Baseline Correction

Command: Preprocessing > Baseline Correction

Epina ImageLab offers several ways to correct the baseline of spectra: the user may select either from polynomial fits through pivot points, from a penalized spline through pivot points, from the Lieber algorithm [Lieber 2003] or from an asymmetric least squares approach (Eilers algorithm,[Eilers 2005]).

The basic idea behind the baseline correction (using polynomials and splines) is the construction of a baseline by interpolating up to 30 pivot points along the x-axis of the spectrum. The pivot points can be edited interactively (add, remove, adjust position) by clicking and/or dragging the pivot points directly in the spectrum. The y-value of each pivot point is determined by the mean of k neighboring values. The number of neighbors can be specified by the user ("Neighborhood" control). Further, the order of the polynomial and the "stiffness" of the spline can also be adjusted. Please note that the stiffness parameter allows you to vary the spline-based interpolation between a normal spline (stiffness = 0.0) and a linear regression line (stiffness = 1.0).

The algorithm of Lieber is an iterative one. It uses a polynomial interpolation of all data points, cutting all data points above the current interpolation curve and setting them to the corresponding points of the polynomial. After n iterations the algorithm converges forming a polynomial baseline of order d. Both the number of iterations n and the order of the polynomial d can be set by the user.

In many cases the best way to correct the baseline is the asymmetric least squares approach developed my Eilers et al. However the Eilers algorithm is the slowest of all options, for large images it would be a good idea to run the correction overnight. The basic idea of this approach is to weight low intensities more strongly than high intensities ("Asymmetry" control). Together with a regularisation parameter ("Smoothness") this algorithm generates a smooth baseline which adapts itself to the given data. Typical values for the two parameters are 0.001 for Asymmetry and 100000 for Smoothness.

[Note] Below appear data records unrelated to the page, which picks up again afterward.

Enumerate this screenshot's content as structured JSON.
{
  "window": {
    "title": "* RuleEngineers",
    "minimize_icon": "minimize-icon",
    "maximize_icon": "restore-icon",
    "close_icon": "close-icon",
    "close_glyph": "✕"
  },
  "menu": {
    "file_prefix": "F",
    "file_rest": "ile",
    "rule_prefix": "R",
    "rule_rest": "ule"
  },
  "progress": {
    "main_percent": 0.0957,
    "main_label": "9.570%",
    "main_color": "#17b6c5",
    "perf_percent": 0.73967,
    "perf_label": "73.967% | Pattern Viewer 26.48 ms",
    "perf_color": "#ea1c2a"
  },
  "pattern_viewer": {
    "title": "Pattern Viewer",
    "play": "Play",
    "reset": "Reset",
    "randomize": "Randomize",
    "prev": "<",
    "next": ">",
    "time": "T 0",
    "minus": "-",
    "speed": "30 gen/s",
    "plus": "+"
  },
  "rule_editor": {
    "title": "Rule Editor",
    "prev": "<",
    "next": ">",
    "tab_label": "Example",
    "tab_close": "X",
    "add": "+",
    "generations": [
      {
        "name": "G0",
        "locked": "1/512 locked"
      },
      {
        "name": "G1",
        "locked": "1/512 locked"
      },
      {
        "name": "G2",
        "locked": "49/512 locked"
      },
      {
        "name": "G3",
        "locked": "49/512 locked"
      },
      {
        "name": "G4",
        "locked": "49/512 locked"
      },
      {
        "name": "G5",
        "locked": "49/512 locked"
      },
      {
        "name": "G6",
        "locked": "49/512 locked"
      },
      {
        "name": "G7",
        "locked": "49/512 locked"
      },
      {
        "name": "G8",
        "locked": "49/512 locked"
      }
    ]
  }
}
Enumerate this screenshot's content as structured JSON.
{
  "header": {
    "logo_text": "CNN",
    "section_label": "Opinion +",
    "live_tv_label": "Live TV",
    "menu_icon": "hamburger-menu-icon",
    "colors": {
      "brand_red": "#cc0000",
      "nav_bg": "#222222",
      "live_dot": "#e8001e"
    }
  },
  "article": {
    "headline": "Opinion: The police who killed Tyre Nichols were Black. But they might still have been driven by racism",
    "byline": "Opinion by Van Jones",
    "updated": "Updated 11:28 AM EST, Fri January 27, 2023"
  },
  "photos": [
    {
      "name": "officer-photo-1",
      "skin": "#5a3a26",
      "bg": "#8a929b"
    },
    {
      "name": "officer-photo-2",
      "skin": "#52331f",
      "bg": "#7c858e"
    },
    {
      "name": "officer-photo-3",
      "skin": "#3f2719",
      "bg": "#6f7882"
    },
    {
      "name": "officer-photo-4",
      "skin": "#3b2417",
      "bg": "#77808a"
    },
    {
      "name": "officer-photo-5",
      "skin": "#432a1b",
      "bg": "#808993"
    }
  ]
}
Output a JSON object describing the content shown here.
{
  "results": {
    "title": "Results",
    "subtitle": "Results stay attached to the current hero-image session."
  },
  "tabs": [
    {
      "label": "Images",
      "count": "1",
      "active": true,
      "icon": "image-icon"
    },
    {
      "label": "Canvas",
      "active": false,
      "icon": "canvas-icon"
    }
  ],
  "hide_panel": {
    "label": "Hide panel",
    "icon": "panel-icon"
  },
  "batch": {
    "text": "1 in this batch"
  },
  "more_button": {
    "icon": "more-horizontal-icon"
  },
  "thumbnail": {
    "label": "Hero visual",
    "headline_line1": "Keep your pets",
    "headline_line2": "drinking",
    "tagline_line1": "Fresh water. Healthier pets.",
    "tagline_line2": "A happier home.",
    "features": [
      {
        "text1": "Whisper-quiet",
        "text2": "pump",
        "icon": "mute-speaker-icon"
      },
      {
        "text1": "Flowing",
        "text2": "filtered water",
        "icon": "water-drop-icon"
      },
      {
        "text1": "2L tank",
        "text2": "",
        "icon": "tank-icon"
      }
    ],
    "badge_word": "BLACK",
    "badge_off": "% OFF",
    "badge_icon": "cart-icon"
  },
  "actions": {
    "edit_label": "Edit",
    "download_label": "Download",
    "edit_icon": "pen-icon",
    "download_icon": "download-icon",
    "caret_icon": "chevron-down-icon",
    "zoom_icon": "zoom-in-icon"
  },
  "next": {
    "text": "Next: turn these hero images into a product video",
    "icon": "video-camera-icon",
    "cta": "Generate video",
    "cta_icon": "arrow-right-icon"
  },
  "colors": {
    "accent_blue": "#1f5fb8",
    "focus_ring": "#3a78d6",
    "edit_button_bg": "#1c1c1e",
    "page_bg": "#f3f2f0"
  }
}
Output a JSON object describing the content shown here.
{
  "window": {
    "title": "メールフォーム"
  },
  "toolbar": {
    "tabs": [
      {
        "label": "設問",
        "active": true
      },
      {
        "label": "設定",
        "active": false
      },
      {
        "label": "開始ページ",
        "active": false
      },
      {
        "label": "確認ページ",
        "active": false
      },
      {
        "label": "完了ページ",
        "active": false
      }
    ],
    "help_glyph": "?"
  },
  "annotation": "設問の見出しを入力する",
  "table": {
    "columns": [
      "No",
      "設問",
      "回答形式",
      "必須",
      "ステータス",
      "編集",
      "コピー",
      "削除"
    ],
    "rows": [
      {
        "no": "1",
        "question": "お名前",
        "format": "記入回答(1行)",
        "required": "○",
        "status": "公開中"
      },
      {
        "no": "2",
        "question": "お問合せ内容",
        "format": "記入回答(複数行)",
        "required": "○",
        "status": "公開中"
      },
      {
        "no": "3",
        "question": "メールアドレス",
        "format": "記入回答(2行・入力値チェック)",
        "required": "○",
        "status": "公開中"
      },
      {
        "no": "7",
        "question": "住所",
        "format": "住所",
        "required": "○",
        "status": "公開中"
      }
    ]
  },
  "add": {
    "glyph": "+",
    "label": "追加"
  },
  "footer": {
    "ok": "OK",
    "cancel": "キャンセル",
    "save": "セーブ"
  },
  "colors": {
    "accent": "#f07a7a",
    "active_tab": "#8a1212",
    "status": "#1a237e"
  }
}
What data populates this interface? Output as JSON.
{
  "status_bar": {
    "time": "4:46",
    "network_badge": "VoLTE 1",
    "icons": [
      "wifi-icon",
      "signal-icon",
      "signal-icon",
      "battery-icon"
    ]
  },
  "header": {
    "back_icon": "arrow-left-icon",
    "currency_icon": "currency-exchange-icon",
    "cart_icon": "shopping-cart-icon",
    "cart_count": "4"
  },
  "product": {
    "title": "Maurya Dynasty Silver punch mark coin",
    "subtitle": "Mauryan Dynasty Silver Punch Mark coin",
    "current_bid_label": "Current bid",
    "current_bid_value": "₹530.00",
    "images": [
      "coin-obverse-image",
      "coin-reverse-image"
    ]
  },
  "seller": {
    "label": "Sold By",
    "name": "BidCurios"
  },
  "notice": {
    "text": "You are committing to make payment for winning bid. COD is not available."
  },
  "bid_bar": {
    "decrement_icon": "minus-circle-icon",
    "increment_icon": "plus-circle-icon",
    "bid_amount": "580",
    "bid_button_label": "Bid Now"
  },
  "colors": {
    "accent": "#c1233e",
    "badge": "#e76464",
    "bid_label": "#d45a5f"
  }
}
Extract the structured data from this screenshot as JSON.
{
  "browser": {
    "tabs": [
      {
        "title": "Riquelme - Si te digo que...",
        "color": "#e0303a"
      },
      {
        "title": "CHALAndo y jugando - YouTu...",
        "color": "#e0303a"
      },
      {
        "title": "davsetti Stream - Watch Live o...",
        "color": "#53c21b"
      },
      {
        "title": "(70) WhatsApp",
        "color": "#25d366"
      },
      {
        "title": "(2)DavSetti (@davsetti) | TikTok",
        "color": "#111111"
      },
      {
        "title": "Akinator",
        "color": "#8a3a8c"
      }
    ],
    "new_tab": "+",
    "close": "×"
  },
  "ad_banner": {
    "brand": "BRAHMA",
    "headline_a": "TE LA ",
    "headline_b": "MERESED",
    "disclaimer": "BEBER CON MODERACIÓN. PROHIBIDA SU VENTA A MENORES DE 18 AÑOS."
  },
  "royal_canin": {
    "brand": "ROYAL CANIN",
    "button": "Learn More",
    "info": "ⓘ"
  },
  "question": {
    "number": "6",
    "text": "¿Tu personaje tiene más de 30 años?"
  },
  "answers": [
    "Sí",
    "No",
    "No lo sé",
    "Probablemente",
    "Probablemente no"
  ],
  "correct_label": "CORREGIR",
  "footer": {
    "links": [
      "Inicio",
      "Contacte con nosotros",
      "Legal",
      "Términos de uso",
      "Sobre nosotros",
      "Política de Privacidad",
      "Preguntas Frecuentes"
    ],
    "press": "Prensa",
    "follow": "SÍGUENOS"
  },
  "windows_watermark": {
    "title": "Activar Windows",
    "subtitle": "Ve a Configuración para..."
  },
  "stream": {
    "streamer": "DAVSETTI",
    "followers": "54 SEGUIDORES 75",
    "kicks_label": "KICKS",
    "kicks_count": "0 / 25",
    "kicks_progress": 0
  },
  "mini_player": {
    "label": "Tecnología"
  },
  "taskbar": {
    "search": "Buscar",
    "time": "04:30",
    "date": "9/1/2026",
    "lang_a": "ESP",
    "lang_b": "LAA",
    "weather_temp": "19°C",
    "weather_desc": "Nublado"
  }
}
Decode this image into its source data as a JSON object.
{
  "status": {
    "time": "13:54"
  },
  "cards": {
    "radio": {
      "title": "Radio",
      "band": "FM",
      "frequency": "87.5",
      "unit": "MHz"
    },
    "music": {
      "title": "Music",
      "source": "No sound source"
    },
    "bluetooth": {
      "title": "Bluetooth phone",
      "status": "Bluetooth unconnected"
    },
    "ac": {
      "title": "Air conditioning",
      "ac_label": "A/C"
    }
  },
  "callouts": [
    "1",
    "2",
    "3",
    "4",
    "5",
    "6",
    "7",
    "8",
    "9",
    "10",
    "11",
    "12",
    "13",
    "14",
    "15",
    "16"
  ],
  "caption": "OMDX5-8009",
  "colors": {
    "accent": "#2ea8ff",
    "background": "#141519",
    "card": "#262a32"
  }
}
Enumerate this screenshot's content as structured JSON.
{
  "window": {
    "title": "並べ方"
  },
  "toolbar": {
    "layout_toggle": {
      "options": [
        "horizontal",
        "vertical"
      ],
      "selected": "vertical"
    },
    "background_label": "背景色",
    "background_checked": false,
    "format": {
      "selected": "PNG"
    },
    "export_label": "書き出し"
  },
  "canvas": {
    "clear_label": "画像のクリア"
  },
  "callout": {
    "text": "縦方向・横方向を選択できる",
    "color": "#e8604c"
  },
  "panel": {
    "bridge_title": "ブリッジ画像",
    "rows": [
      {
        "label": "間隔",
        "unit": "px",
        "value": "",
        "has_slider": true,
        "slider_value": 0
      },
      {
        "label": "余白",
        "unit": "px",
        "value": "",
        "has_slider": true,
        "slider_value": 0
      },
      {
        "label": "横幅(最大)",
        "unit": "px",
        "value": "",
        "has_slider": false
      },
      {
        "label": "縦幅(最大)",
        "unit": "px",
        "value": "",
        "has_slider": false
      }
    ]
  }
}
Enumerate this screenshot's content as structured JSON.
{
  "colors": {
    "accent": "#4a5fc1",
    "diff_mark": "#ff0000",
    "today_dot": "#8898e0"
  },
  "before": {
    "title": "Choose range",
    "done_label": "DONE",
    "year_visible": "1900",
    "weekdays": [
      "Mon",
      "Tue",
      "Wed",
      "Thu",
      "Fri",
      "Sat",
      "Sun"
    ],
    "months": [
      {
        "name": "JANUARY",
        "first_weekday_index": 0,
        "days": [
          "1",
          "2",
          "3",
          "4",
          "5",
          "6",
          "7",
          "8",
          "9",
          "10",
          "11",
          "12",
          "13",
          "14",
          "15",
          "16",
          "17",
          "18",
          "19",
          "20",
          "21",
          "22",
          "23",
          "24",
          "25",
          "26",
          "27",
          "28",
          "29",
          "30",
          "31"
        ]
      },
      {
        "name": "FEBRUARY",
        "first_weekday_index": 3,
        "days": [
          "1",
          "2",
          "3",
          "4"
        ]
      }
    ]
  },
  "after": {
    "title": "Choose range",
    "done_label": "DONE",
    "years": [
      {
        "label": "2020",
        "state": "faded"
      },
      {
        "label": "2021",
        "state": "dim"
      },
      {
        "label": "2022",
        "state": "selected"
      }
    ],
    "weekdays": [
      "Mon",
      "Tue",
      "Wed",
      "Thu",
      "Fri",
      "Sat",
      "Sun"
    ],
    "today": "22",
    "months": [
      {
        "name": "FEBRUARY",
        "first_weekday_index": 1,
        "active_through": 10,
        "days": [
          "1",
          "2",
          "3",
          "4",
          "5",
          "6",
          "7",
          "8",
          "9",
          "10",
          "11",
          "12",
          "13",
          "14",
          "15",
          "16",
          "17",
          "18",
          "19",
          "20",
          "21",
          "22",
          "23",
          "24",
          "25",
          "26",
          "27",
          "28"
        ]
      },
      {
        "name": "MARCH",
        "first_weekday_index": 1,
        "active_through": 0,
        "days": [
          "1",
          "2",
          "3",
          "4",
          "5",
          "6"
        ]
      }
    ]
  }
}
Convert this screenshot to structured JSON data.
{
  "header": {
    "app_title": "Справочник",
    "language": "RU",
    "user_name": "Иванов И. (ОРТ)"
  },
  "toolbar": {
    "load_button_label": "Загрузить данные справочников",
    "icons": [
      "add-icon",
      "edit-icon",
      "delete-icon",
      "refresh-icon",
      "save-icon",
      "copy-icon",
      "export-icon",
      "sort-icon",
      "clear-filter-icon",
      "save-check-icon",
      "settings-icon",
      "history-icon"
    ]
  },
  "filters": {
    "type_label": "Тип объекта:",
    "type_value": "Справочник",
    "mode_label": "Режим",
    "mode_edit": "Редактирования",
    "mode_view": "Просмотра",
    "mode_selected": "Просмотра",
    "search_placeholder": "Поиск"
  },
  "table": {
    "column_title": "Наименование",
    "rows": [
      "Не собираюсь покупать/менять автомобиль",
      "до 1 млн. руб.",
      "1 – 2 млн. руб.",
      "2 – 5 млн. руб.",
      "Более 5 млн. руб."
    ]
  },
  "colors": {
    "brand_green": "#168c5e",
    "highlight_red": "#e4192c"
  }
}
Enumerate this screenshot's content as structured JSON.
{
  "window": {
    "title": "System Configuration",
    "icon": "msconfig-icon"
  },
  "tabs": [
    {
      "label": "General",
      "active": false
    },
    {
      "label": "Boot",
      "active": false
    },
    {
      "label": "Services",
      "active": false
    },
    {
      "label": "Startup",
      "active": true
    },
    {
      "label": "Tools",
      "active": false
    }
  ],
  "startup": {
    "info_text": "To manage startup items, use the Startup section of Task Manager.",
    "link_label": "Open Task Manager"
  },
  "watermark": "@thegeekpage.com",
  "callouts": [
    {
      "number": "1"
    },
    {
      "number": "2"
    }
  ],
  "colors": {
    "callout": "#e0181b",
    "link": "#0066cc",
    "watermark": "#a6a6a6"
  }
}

In order to perform a baseline correction of a multisensor dataset, you have to select the spectra which the correction should be applied to. Further Epina ImageLab allows you to restrict the baseline correction to a certain range of the spectrum. The range to be processed can be adjusted for each spectral group of the multisensor dataset separately.

How To:
  1. Select the baseline type
  2. Set the parameters of the baseline
  3. If you selected the polynomial or spline fit, specifiy the pivot points by moving/deleting/adding pivots. In general pivot points should be placed in parts of the spectrum where none of the pixels shows a peak.
  4. In the case of polynomial or spline fits: don't forget to take a look at the other pixels by moving the crosshair in the Raw Data plot on the top right. The selected pivots might not be the best solution for all areas of the hyperspectral image.
  5. Click the "Apply" button.

Hint: The baseline correction algorithm is prepared to be executed in parallel on multi-core processors. The increase in speed corresponds roughly to the number of CPU cores in your system (a four core system will be faster by a factor of 4). You can fine-tune the assigned processing power in the preferences of the program (see the option Allowed CPU Usage in Multiprocessor Systems).